Mila is a top-down 2D RPG about a young girl’s search for a connection with her estranged father, and her slow disillusionment with the world her father is a part of. I’ve struggled a lot through the development of this game, and presently I am on a second or third draft of the art and maps. Functionally the game supports blendtree animation for movement, moving between scenes/maps, and collision. I spent a great deal more time than I expected to on the art, which is how I ended up with multiple drafts of nearly every asset and map. Because of this, the time I was able to spend on code suffered. I was able to make my game semi-playable, even with the amount of time I spent on the art.

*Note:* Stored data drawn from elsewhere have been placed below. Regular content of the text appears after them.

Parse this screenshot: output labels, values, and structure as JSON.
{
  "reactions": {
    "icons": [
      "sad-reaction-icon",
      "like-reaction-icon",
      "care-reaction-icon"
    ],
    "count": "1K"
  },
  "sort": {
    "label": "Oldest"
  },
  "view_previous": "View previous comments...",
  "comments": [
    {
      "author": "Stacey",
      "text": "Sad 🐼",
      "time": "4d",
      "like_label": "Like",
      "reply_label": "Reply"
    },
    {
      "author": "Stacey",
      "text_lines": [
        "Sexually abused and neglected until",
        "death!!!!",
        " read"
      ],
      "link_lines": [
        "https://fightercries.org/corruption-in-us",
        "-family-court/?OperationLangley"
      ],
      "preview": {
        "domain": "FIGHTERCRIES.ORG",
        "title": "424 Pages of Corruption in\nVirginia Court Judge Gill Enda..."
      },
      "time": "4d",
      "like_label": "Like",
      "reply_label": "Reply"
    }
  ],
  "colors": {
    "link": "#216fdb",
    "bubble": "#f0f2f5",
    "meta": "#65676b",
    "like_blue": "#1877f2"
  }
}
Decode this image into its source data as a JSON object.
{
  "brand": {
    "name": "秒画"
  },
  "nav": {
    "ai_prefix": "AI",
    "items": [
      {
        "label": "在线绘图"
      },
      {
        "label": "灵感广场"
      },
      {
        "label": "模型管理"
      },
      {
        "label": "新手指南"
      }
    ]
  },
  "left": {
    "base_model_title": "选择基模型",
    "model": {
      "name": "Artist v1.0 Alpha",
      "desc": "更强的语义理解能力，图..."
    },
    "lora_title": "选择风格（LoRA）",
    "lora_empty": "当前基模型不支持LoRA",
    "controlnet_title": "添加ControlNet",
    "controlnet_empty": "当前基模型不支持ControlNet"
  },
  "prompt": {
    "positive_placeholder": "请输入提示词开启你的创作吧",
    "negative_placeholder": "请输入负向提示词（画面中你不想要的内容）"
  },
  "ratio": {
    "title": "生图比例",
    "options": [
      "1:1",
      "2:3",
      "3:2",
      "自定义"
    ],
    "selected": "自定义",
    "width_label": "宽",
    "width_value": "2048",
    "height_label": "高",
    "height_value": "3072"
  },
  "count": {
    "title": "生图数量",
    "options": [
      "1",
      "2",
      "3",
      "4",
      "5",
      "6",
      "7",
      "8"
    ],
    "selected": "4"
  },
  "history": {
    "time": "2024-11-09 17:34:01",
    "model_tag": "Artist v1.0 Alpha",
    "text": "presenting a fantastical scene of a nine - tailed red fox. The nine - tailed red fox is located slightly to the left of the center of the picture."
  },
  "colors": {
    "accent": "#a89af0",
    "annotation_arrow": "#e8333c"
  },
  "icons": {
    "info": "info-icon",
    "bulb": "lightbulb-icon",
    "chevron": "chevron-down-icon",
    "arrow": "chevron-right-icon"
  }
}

The process of the dev cycle helped me realize how well my background in design and visual art aided me in the process of game design. Although I was unable to spend as much time on it as I wanted to, I was also able to pick up on the logic of the code easily and quickly. I have a much better fundamental understanding of it now, and my skills in and understanding of animation grew a lot over the course of working on the character animations for this game. I’d like to continue to hone my understanding of abstraction and representation in art and animation, and to build my code vocabulary.
During this project my greatest difficulty was scaling and rescaling the scope of the story. I began with a potential plot that was way too large to create within one semester – the fact that I spent the first few weeks of the semester working on and sketching out this plot (and then rescaling it when I realized it was unrealistic) lost me precious time that I could have put into making the game more functional.
The coursework and materials gave me a lot of ideas about the functionality of a game, and the ways in which a game can get ideas across. I feel that I was able to incorporate a lot of ideas about shape theory and color theory, as well as taking design inspiration from a couple of top-down RPGs we played in the course, particularly Undertale and Suits: A Business RPG. I also took a lot of inspiration from Mortis Ghost’s OFF, which we did not play in class, but which I feel uses a minimalistic top-down format to create a very immersive and real-feeling world. It was also very helpful for me to see what my classmates were working on, as it gave me inspiration and motivation as well as reminding me that there is more than one successful way to make a game in the same code box.
I certainly feel that I could have budgeted the time I spent working on code better on this project. I do feel that the amount of time I spent on art was warranted, as I will likely be able to reuse assets from this game in the future. On future projects I would definitely try to allow myself more time in the beginning of the cycle to focus on art before delving into the code.